Gut tut mir auch, jedes Mal wieder, die Freistunde. Eine Stunde Bewegung, jeden Tag! Gehen, gehen, gehen, mal schnell, mal nicht ganz so schnell, dann wieder schnell … ich genieße es. Und bin unendlich dankbar für den Baum, den es hier gibt. Eine Ahnung von Natur … Noch ist er kahl, aber ich freue mich jetzt schon auf die ersten grünen Blätter.

Am Freitag ist Edith Lunnebach gekommen, und wir haben vieles besprochen und abgeklärt. Punkt eins: Der Antrag auf Aufhebung des Haftbefehls wurde von der Bundesanwaltschaft abgelehnt. Klar. Ich darf noch länger hier bleiben. Als wir mit all dem fertig waren, erzählte sie mir, dass Innsbrucker Freundinnen nach Köln gefahren sind, um meine Katze abzuholen. Was mich unendlich erleichtert. Sie ist jetzt bei meinen Eltern, wird versorgt, geliebt, ist nicht mehr allein in meiner Wohnung. Eine Sorge weniger, die auf mir lastet. Dann holte Edith noch einen Zettel aus ihren Unterlagen und las mir vor, von wem alles sie mir Grüße bestellen sollte. »Grüß sie bitte alle zurück«, sagte ich, froh, staunend, dankbar.

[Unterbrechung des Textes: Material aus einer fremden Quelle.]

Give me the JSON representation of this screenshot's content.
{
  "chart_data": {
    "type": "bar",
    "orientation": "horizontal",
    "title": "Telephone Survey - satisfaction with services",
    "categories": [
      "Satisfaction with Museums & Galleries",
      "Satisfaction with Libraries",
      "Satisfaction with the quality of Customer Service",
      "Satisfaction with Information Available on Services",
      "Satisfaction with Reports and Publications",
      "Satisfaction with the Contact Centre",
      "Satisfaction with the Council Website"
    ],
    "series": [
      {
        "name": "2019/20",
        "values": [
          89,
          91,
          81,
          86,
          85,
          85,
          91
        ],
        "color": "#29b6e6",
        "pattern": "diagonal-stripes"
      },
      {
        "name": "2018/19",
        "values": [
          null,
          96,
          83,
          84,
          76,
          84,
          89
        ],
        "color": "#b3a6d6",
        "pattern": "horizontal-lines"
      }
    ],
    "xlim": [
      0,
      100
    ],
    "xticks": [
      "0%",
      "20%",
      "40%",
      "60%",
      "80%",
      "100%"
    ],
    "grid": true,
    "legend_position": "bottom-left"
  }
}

Peter und eine Freundin haben einen Besuchsantrag gestellt. Es dürfen mich nur zwei Leute im Monat besuchen, und so muss das alles sehr genau abgesprochen werden. Zusatzarbeit für Edith und Hartmut … Edith bemüht sich auch weiter darum, dass ich das Recherchematerial, das ich für mein Buch gesammelt habe, ausgehändigt bekomme. Wir wissen beide, dass das schwierig werden wird, so es denn überhaupt klappt. Die Kopien, Bücher, Interviews sind alle fremdsprachig: englisch, französisch, italienisch, jiddisch. Das Argument, das könne man dem Zuständigen für die Postkontrolle nicht zumuten, wiegt schwer. Aber, hat mir Monika Richarz geschrieben, sie unterstützt Ediths Antrag.

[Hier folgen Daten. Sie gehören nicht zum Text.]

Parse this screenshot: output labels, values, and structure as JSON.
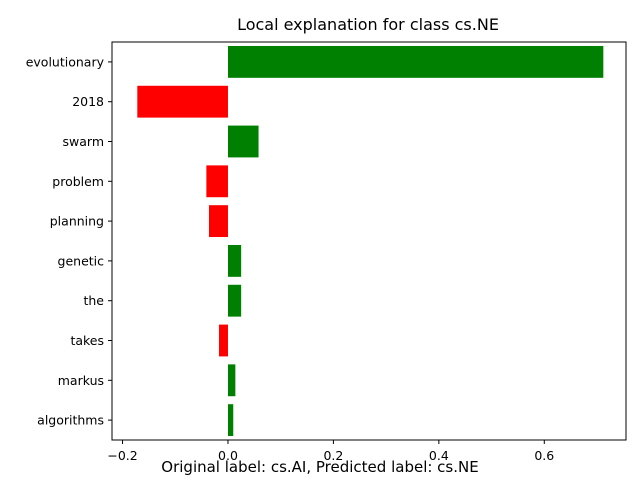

Monika Richarz ist die Leiterin der Germania Judaica, der Fachbibliothek für Judaistik und insgesamt jüdische Themen in der Kölner Stadtbücherei. Bundesweit eine einmalige Einrichtung, in der ich bei meinen Recherchen viele Tage verbracht habe. Und Monika ist auch eine Freundin. Eine von denen, die nicht in das Bild passen, das die Bundesanwaltschaft, das Bundeskriminalamt & Co. von mir haben. Und eine von denen, die bereit sind, meinetwegen ihren Ruf zu ruinieren.

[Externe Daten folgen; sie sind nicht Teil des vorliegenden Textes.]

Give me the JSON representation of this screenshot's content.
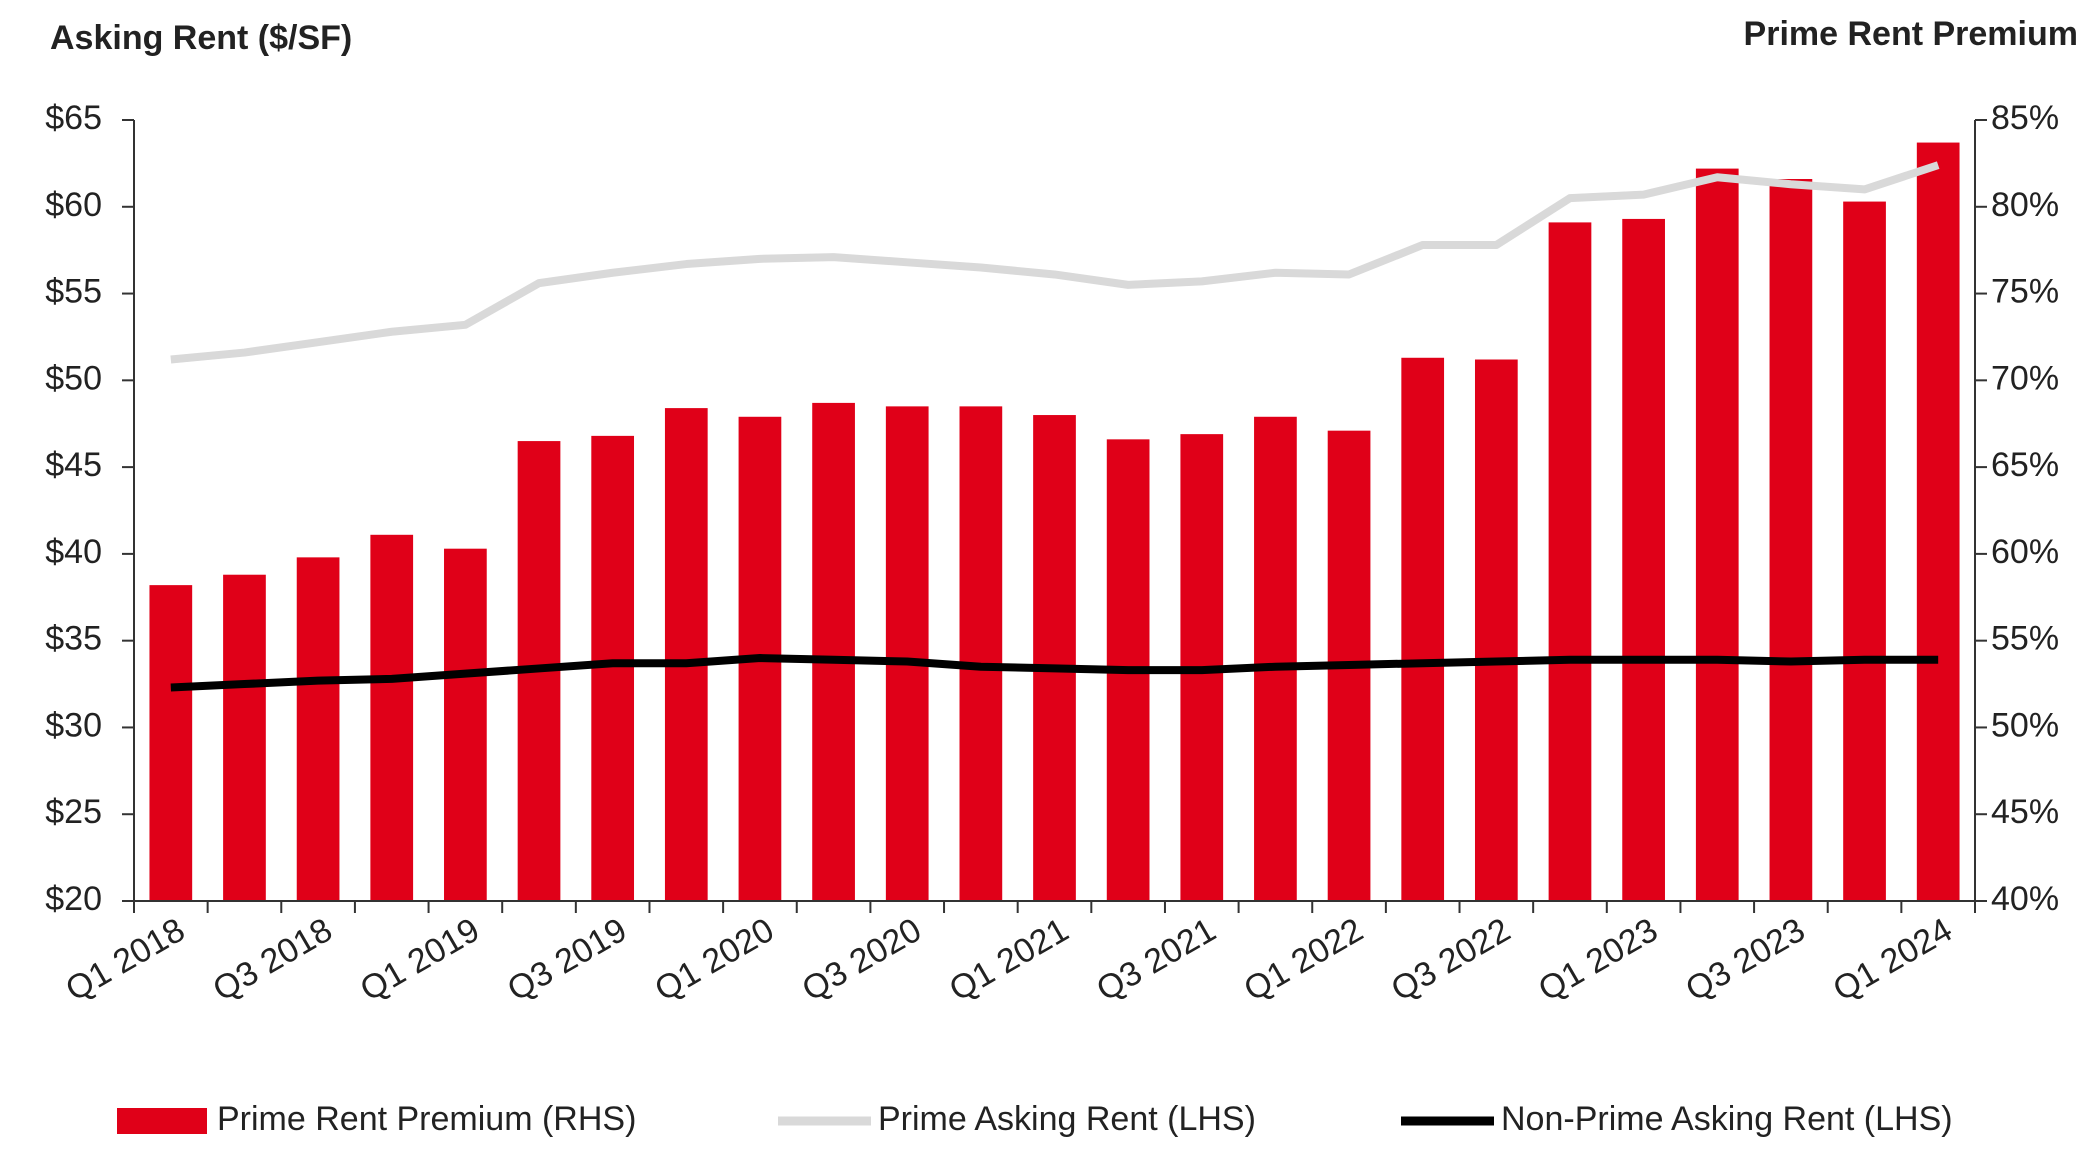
{
  "chart_data": {
    "type": "bar-line",
    "title_left": "Asking Rent ($/SF)",
    "title_right": "Prime Rent Premium",
    "categories": [
      "Q1 2018",
      null,
      "Q3 2018",
      null,
      "Q1 2019",
      null,
      "Q3 2019",
      null,
      "Q1 2020",
      null,
      "Q3 2020",
      null,
      "Q1 2021",
      null,
      "Q3 2021",
      null,
      "Q1 2022",
      null,
      "Q3 2022",
      null,
      "Q1 2023",
      null,
      "Q3 2023",
      null,
      "Q1 2024"
    ],
    "series": [
      {
        "name": "Prime Rent Premium (RHS)",
        "type": "bar",
        "axis": "y2",
        "color": "#e00018",
        "values": [
          58.2,
          58.8,
          59.8,
          61.1,
          60.3,
          66.5,
          66.8,
          68.4,
          67.9,
          68.7,
          68.5,
          68.5,
          68.0,
          66.6,
          66.9,
          67.9,
          67.1,
          71.3,
          71.2,
          79.1,
          79.3,
          82.2,
          81.6,
          80.3,
          83.7
        ]
      },
      {
        "name": "Prime Asking Rent (LHS)",
        "type": "line",
        "axis": "y",
        "color": "#d9d9d9",
        "values": [
          51.2,
          51.6,
          52.2,
          52.8,
          53.2,
          55.6,
          56.2,
          56.7,
          57.0,
          57.1,
          56.8,
          56.5,
          56.1,
          55.5,
          55.7,
          56.2,
          56.1,
          57.8,
          57.8,
          60.5,
          60.7,
          61.7,
          61.3,
          61.0,
          62.4
        ]
      },
      {
        "name": "Non-Prime Asking Rent (LHS)",
        "type": "line",
        "axis": "y",
        "color": "#000000",
        "values": [
          32.3,
          32.5,
          32.7,
          32.8,
          33.1,
          33.4,
          33.7,
          33.7,
          34.0,
          33.9,
          33.8,
          33.5,
          33.4,
          33.3,
          33.3,
          33.5,
          33.6,
          33.7,
          33.8,
          33.9,
          33.9,
          33.9,
          33.8,
          33.9,
          33.9
        ]
      }
    ],
    "ylim": [
      20,
      65
    ],
    "yticks": [
      {
        "value": 20,
        "label": "$20"
      },
      {
        "value": 25,
        "label": "$25"
      },
      {
        "value": 30,
        "label": "$30"
      },
      {
        "value": 35,
        "label": "$35"
      },
      {
        "value": 40,
        "label": "$40"
      },
      {
        "value": 45,
        "label": "$45"
      },
      {
        "value": 50,
        "label": "$50"
      },
      {
        "value": 55,
        "label": "$55"
      },
      {
        "value": 60,
        "label": "$60"
      },
      {
        "value": 65,
        "label": "$65"
      }
    ],
    "y2lim": [
      40,
      85
    ],
    "y2ticks": [
      {
        "value": 40,
        "label": "40%"
      },
      {
        "value": 45,
        "label": "45%"
      },
      {
        "value": 50,
        "label": "50%"
      },
      {
        "value": 55,
        "label": "55%"
      },
      {
        "value": 60,
        "label": "60%"
      },
      {
        "value": 65,
        "label": "65%"
      },
      {
        "value": 70,
        "label": "70%"
      },
      {
        "value": 75,
        "label": "75%"
      },
      {
        "value": 80,
        "label": "80%"
      },
      {
        "value": 85,
        "label": "85%"
      }
    ],
    "grid": false,
    "legend": "bottom"
  }
}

Ich werde getragen von Solidarität. Meine Schwester, meine Freundinnen aus Innsbruck, Wien, Köln, Berlin, München, Hamburg schreiben mir und viele stellen auch Besuchsanträge. Die Pressechefin und meine Lektorin beim Fischer Taschenbuch Verlag, die Kölnische Gesellschaft für christlich-jüdische Zusammenarbeit, Verlegerinnen und Verleger und Redakteurinnen und Redakteure, mit denen ich gearbeitet habe, Helena Verdel, die Expertin für slowenischen Widerstand, die mir den Kontakt zu den slowenischen Partisanen in Kärnten vermittelte, Zala und die Krischers, die ich für mein Buch interviewt habe, sie alle schicken mir freundliche, aufmunternde Briefe. Universitäten bieten mir Gastvorträge an, Buchhandlungen Lesungen … Feministinnen unterstützen mich, Linksradikale, andere Linke, Menschen, die sich im Kirchenasyl engagieren, Gewerkschafterinnen und Gewerkschafter, Frauen, die gerne meine Artikel in Emma lesen, Menschen, die es unsäglich finden, dass man sich Frauen als Sexsklavinnen kaufen kann, dass politisch Verfolgte abgeschoben werden – und dass ich im Gefängnis sitze, weil ich in meinen Artikeln dagegen angeschrieben habe …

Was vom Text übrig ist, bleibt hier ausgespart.